Igor Boyarkin

Free agent
- Position: Point guard

Personal information
- Born: June 13, 1995 (age 30) Druzhkivka, Ukraine
- Listed height: 5 ft 11 in (1.80 m)
- Listed weight: 187 lb (85 kg)

Career information
- NBA draft: 2018: undrafted
- Playing career: 2013–present

Career history
- 2013–2014: Donetsk
- 2014–2015: Goverla
- 2015–2017: Kryvbasbasket-Lux
- 2017–2019: Cherkaski Mavpy
- 2019-2021: Kharkivski Sokoly
- 2021-2022: BC Ternopil
- 2022-2024: Kanazawa Samuraiz
- 2023: → Alvark Tokyo

Career highlights
- Ukrainian Basketball SuperLeague champion (2017/2018);

= Igor Boyarkin =

Ukrainian basketball player

Igor Boyarkin (Ігор Бояркін; born June 13, 1995) is a Ukrainian professional basketball player for the Kanazawa Samuraiz. He represents the Ukrainian national basketball team.

==Professional career==

Born in Druzhkivka, Boyarkin began his basketball career in the Ukrainian Basketball SuperLeague, with the BC Donetsk from 2013 to 2014.

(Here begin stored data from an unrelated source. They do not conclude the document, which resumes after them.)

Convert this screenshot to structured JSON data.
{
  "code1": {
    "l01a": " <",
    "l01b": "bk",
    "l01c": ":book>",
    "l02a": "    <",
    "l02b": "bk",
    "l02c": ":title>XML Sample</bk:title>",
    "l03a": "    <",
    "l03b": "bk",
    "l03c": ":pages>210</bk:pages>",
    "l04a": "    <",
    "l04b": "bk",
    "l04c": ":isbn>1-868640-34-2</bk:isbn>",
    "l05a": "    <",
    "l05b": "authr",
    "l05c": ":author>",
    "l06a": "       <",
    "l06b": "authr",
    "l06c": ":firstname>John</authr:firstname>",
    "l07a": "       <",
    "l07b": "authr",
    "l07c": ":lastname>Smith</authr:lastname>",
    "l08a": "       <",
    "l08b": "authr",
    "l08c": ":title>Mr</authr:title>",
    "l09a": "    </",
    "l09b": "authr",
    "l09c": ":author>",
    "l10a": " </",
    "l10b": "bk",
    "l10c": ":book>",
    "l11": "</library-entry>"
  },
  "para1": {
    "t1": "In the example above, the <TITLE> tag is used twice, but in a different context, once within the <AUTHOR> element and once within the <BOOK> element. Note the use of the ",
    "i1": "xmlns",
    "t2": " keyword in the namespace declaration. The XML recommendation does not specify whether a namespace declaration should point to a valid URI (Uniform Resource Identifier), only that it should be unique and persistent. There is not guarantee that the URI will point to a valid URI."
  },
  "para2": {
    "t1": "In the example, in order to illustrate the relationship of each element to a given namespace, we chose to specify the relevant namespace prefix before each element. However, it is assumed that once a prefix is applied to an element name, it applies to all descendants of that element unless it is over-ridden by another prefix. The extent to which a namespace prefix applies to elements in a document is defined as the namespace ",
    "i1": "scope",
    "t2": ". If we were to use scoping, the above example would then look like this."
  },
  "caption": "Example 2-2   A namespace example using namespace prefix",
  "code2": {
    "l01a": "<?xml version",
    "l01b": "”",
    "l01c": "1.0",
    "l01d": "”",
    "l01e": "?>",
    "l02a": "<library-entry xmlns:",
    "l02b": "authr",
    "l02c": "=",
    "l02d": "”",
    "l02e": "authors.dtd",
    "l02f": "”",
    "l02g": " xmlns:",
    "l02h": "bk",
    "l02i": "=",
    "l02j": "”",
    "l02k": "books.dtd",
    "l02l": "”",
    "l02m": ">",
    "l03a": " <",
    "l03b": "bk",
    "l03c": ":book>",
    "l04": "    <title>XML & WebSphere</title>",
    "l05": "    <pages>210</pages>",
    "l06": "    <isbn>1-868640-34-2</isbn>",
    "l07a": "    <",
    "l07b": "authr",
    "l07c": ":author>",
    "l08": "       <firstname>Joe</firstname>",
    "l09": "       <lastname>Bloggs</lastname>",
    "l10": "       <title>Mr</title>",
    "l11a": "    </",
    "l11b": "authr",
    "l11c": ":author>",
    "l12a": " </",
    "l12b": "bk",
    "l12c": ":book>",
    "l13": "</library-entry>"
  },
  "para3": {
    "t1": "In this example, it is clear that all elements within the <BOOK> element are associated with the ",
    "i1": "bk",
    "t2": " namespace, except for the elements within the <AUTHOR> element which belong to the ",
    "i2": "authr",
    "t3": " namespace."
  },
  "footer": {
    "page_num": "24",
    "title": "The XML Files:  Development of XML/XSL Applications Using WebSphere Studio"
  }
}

In September 2019, he signed with the Kharkivski Sokoly for the 2019–2020 season.

On August 20, 2022, Boyarkin signed with Kanazawa Samuraiz of Japanese B.League. On January 19, 2023, Boyarkin signed loan deal with Alvark Tokyo.

==National team career==
Boyarkin was a member of the Ukrainian national basketball team at the 2019 FIBA Basketball World Cup qualification.